Some Democrats also wonder if it makes more sense to vote on a package of business tax-relief extenders that could have an immediate impact on the economy, instead of the broad income tax cuts that passed under President George W. Bush.
Since January, Democratic leaders have promised to focus on “jobs, jobs, jobs,” in the words of Sen. Charles Schumer (D-N.Y.).
Much floor time this year has been spent debating healthcare reform and Wall Street reform, bills that were not on the Democratic jobs agenda.
One of the critics is Sen. Jim Webb (D-Va.), a prominent member of the Armed Services Committee.
Webb argues that Congress should not vote to repeal “Don’t ask, don’t tell” until the Pentagon has completed an analytical study of how it may affect the armed services.
Webb notes that Adm. Mike Mullen, chairman of the Joint Chiefs of Staff, and Defense Secretary Robert Gates asked for Congress to allow up to a year for the review to be completed before acting.
Webb has also questioned attaching the DREAM Act, which would allow the children of illegal immigrants to become legal residents if they came to this country before the age of 16; lived here for five consecutive years; graduated from high school; and attended college or served two years in the military.
“I don’t think that’s germane to the defense bill,” he said. “It’s just going to make people mad.”
Webb said “it really surprises” him that Reid decided to attach it to the defense legislation.
While he thinks the proposal is a “good idea” in concept, Webb said, “we have to deal with the border first.”
A Democratic leadership aide said the immigration proposal is relevant because it will expand the number of young people eligible to serve in the military.
Sen. Maria Cantwell (D-Wash.), a member of the Energy and Finance committees, believes that the upper chamber should tackle legislation that would immediately unleash private-sector investments and create new jobs.
Cantwell added that representatives from the solar energy industry have stopped by her office to discuss massive investments they would make if they received benefits from the federal government.
Cantwell said if it were her call, she would schedule a package to extend expiring tax provisions introduced last week by Senate Finance Committee Chairman Max Baucus (D-Mont.).
The bill would cut taxes for families paying college tuition and allow companies to write off research-and-development costs.
Cantwell thinks this legislation could have more of an immediate impact on the economy than a bigger bill to extend the income tax cuts that Congress passed in 2001 and 2003.
Senate Democrats scored a major victory for their jobs agenda last week, when they passed legislation that would provide $12 billion in tax cuts to small businesses and set up a $30 billion Small Business Lending Fund.
Some Democratic lawmakers say they want to stay on this policy track.
Jon Ralston, a Nevada-based political analyst, said immigration reform and repealing “Don’t ask, don’t tell” could boost Democratic turnout for Reid’s reelection.
“He needs to drive up his base and fight the enthusiasm gap” that polls show between conservative and liberal voters, said Ralston, who noted that Reid hopes Hispanic voters will make up 12 percent of Nevada’s electorate on Nov. 2.
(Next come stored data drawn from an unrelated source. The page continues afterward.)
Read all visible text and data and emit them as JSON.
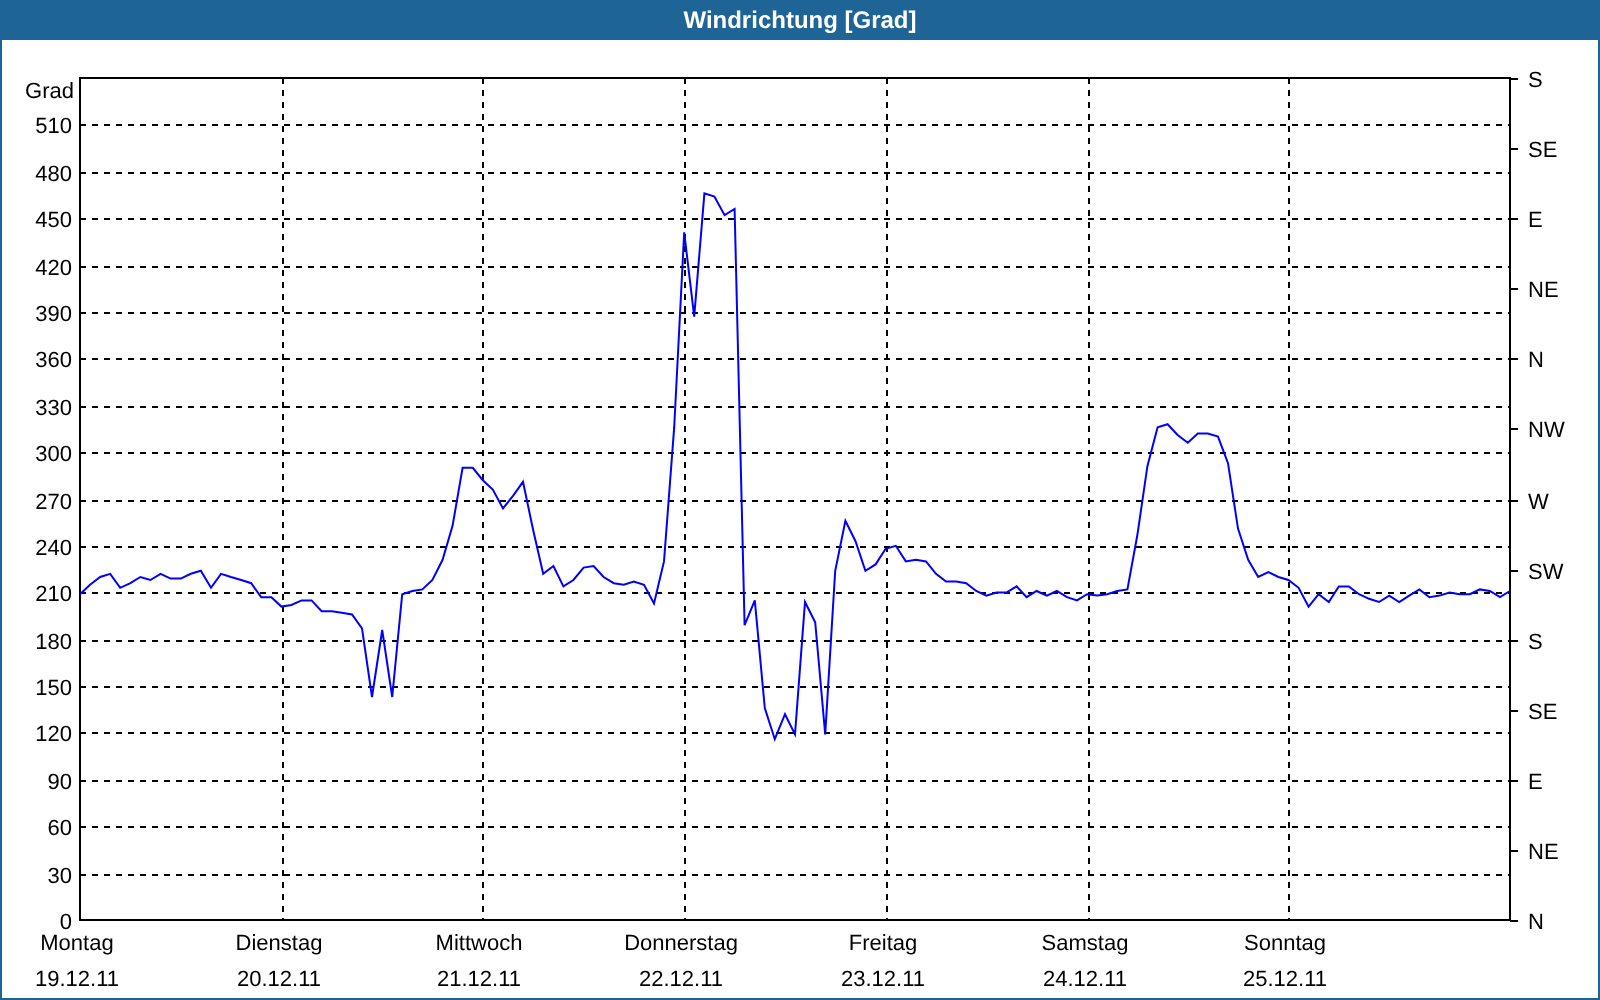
{
  "window": {
    "title": "Windrichtung [Grad]"
  },
  "chart": {
    "dates": [
      "19.12.11",
      "20.12.11",
      "21.12.11",
      "22.12.11",
      "23.12.11",
      "24.12.11",
      "25.12.11"
    ],
    "direction_labels": [
      "S",
      "SE",
      "E",
      "NE",
      "N",
      "NW",
      "W",
      "SW",
      "S",
      "SE",
      "E",
      "NE",
      "N"
    ],
    "chart_data": {
      "type": "line",
      "ylabel": "Grad",
      "grid": true,
      "ylim": [
        0,
        540
      ],
      "yticks": [
        0,
        30,
        60,
        90,
        120,
        150,
        180,
        210,
        240,
        270,
        300,
        330,
        360,
        390,
        420,
        450,
        480,
        510
      ],
      "categories": [
        "Montag",
        null,
        null,
        null,
        null,
        null,
        null,
        null,
        null,
        null,
        null,
        null,
        null,
        null,
        null,
        null,
        null,
        null,
        null,
        null,
        "Dienstag",
        null,
        null,
        null,
        null,
        null,
        null,
        null,
        null,
        null,
        null,
        null,
        null,
        null,
        null,
        null,
        null,
        null,
        null,
        null,
        "Mittwoch",
        null,
        null,
        null,
        null,
        null,
        null,
        null,
        null,
        null,
        null,
        null,
        null,
        null,
        null,
        null,
        null,
        null,
        null,
        null,
        "Donnerstag",
        null,
        null,
        null,
        null,
        null,
        null,
        null,
        null,
        null,
        null,
        null,
        null,
        null,
        null,
        null,
        null,
        null,
        null,
        null,
        "Freitag",
        null,
        null,
        null,
        null,
        null,
        null,
        null,
        null,
        null,
        null,
        null,
        null,
        null,
        null,
        null,
        null,
        null,
        null,
        null,
        "Samstag",
        null,
        null,
        null,
        null,
        null,
        null,
        null,
        null,
        null,
        null,
        null,
        null,
        null,
        null,
        null,
        null,
        null,
        null,
        null,
        "Sonntag",
        null,
        null,
        null,
        null,
        null,
        null,
        null,
        null,
        null,
        null,
        null,
        null,
        null,
        null,
        null,
        null,
        null,
        null,
        null,
        null,
        null,
        null
      ],
      "series": [
        {
          "color": "#0000ff",
          "values": [
            209,
            215,
            220,
            222,
            213,
            216,
            220,
            218,
            222,
            219,
            219,
            222,
            224,
            213,
            222,
            220,
            218,
            216,
            207,
            207,
            201,
            202,
            205,
            205,
            198,
            198,
            197,
            196,
            187,
            143,
            186,
            143,
            209,
            211,
            212,
            218,
            231,
            253,
            290,
            290,
            282,
            276,
            264,
            272,
            281,
            250,
            222,
            227,
            214,
            218,
            226,
            227,
            220,
            216,
            215,
            217,
            215,
            203,
            230,
            316,
            441,
            387,
            466,
            464,
            452,
            456,
            189,
            205,
            136,
            116,
            132,
            119,
            204,
            191,
            119,
            224,
            256,
            243,
            224,
            228,
            238,
            240,
            230,
            231,
            230,
            222,
            217,
            217,
            216,
            211,
            208,
            210,
            210,
            214,
            207,
            211,
            208,
            211,
            207,
            205,
            209,
            208,
            209,
            211,
            212,
            247,
            291,
            316,
            318,
            311,
            306,
            312,
            312,
            310,
            293,
            251,
            231,
            220,
            223,
            220,
            218,
            213,
            201,
            209,
            204,
            214,
            214,
            209,
            206,
            204,
            208,
            204,
            208,
            212,
            207,
            208,
            210,
            209,
            209,
            212,
            211,
            207,
            211
          ]
        }
      ]
    }
  }
}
Republicans have accused Reid of turning consideration of the defense bill into a political exercise by attaching the DREAM Act. They claim their allegations were validated when Reid announced last week that he would schedule a vote to attach the immigration proposal but likely delay final passage until after the election.
It remains to be seen whether Democratic leaders can muster the 60 votes needed to begin debate on the defense authorization, though there are several positive signs.
Sen. Ben Nelson (Neb.), a conservative Democrat, has said he will vote to begin debate.
A spokesman for Sen. Susan Collins (Maine), a centrist Republican swing vote, said his boss “would like the Senate to proceed to a full and open debate on the defense authorization bill, with members able to offer amendments on all relevant issues.”
A lobbyist for a pro-immigrants’-rights group who has worked with Democratic leaders said Reid would have enough votes to begin debate. The source, however, said the leader has only 55 confirmed votes for the DREAM Act.